Participants contributed facts, observations, reflections, poetry, and artwork to Guide to the Birds of CHCF: Observations and Reflections from Insight Garden Program Participants at California Health Care Facility, a nearly 60-page book offering tools to identify 21 California bird species.
“The result of this process is a book that, beyond helping to observe and identify birds, reflects the role and significance of these creatures to people in prison,” Ballard and Meyer write in the guide’s conclusion. “All of the contributions to this guide, whether from avid enthusiastic birders, bird philosophers, people with a special relationship to just one bird, or casual observers, are the product of thoughtful, inspiring, carefully observant, reflective individuals.”
Identifying With the Natural World
The bird guide goes beyond
observation and data collection, reflecting the broader impacts
of engaging in authentic scientific work while incarcerated.
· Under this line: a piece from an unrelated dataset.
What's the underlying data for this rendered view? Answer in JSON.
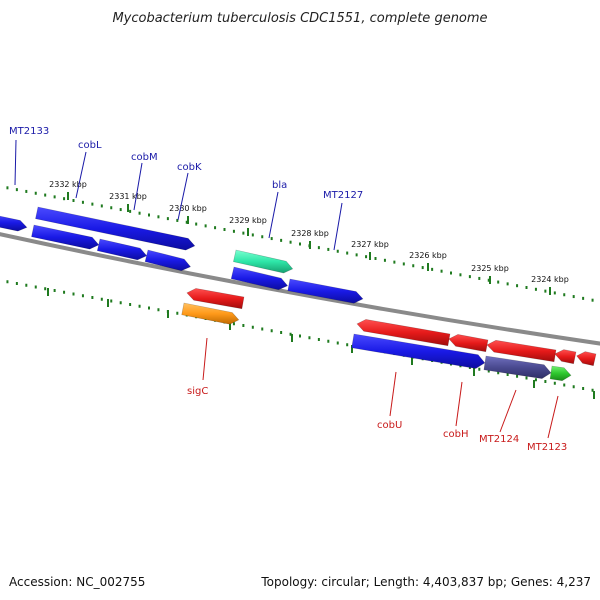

It
also serves as a meditation on nature and the human condition,
featuring personal reflections, paintings, and poetry. “Who of us
has never been called an animal?” said Land Together participant
and guidebook illustrator Greg Ennis. “We do have and can see our
likeness if we watch long enough.”
While exploring definitions of freedom, isolation, and rehabilitation, participants also grapple with larger existential questions. “I wonder if the state of the climate crisis will impact the life cycle and resilience of the hummingbird worldwide?” asked participant Tavares “T.J.” Jackson.
Environmental advocacy is one of many outcomes participants hope others will gain through birding—and citizen science. The project aims to affirm participants’ sense of self, strengthen their connection to community, and help them build a scientific identity and expertise.
“I want people outside the prison to know that these birds we’ve observed hold a special meaning for our Land Together participants,” writes Gary Burt, Insight Garden Program Manager at the California Health Care Facility. “By turning our attention to the birds together, we have gathered to observe nature at its fullest potential.”
Expanding Who Science Is For
Land Together and the Center for
Community and Citizen Science have printed and distributed free
copies of the bird guide to the co-authors, their friends and
family, and other members of the community at CHCF Stockton. They
also hope to reach people engaging in biodiversity monitoring
across California prisons. “We are interested in both realizing
and pushing the limits of citizen science and who can participate
in science,” said Meyer. “It’s not just about benefitting
incarcerated populations, but also science itself becoming more
relevant in more places.”
Ballard and Meyer see Guide to the Birds of CHCF as a model for future science collaborations, while also preparing people to address environmental challenges in their own communities. Through an NSF-funded research-practice project awarded to the CCCS and Land Together partnership, the team is now embarking on a next phase of collaboration: adapting, piloting, and studying the California Naturalist certification course in a prison garden context. Their bird guide will become the first of many creative and scientific projects that demonstrate how environmental science in prisons can inspire transformative learning and shift perceptions about who can do science, well beyond guard towers and barbed wire fences.